Andy Phillipson of The Mortgage Shop said debt servicing ratios, used years ago, were "far more accurate", and "far more reliable".
He isn't a fan of DTIs as they "can easily come to grief as soon as [the] borrower goes to a finance company and takes on more debt."
"In my role now, I am doing a lot of 'financial repairs' for clients. Despite fighting hard to get a home loan for them, it is not uncommon for a borrower to return 6-12 months later with $40-$80k of new outside debt that I then have to consolidate or tidy up," he said.
"So in my view, debt-to-income ratio limits on mortgage lending is simply grandstanding and trying to back out of the bad situation that the Reserve Bank has created," Phillipson added.
Ian Webb of NewBuild Residential Construction Lending said DTIs could be a better tool than LVRs, but should not be implemented alongside LVRs.

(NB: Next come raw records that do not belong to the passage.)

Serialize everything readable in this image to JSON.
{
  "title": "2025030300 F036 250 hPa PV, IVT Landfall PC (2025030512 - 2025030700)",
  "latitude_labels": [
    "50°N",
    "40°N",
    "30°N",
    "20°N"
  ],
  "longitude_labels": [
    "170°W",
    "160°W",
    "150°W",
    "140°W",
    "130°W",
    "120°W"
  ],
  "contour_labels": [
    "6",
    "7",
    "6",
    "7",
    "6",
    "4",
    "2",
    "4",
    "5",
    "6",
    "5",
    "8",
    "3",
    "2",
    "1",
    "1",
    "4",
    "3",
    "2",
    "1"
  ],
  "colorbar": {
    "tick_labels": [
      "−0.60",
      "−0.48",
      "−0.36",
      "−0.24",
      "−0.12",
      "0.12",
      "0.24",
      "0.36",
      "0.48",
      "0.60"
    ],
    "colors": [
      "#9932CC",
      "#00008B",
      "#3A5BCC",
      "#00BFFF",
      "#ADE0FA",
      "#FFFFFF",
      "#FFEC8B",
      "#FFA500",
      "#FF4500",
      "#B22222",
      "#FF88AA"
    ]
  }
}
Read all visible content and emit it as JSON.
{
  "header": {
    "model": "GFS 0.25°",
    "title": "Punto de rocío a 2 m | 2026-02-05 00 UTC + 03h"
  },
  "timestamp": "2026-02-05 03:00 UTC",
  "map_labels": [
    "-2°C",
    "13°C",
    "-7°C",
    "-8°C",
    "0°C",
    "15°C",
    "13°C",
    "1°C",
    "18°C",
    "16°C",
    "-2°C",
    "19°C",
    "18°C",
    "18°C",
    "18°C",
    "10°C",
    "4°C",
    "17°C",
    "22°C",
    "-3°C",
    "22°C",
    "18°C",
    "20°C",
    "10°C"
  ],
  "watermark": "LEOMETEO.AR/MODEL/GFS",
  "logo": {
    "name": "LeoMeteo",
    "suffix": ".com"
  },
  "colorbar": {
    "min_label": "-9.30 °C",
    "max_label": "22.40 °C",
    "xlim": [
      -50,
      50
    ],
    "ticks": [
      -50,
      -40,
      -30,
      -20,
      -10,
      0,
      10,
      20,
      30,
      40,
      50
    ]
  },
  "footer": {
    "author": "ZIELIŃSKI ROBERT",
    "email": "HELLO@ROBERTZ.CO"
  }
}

"I don’t agree there should be both LVR and DSR/DTI restrictions, unless they completely exempt regulation over a person’s primary residence, and also residential construction for any purpose, as shortage of supply is the main reason for the problem in the first instance."
He called on the government and regulators to "free up supply of land, and speed up consents, then any restrictions on consumers would not be required at all. We should stop dampening and restricting demand and instead be focussed on the supply side to resolve this issue."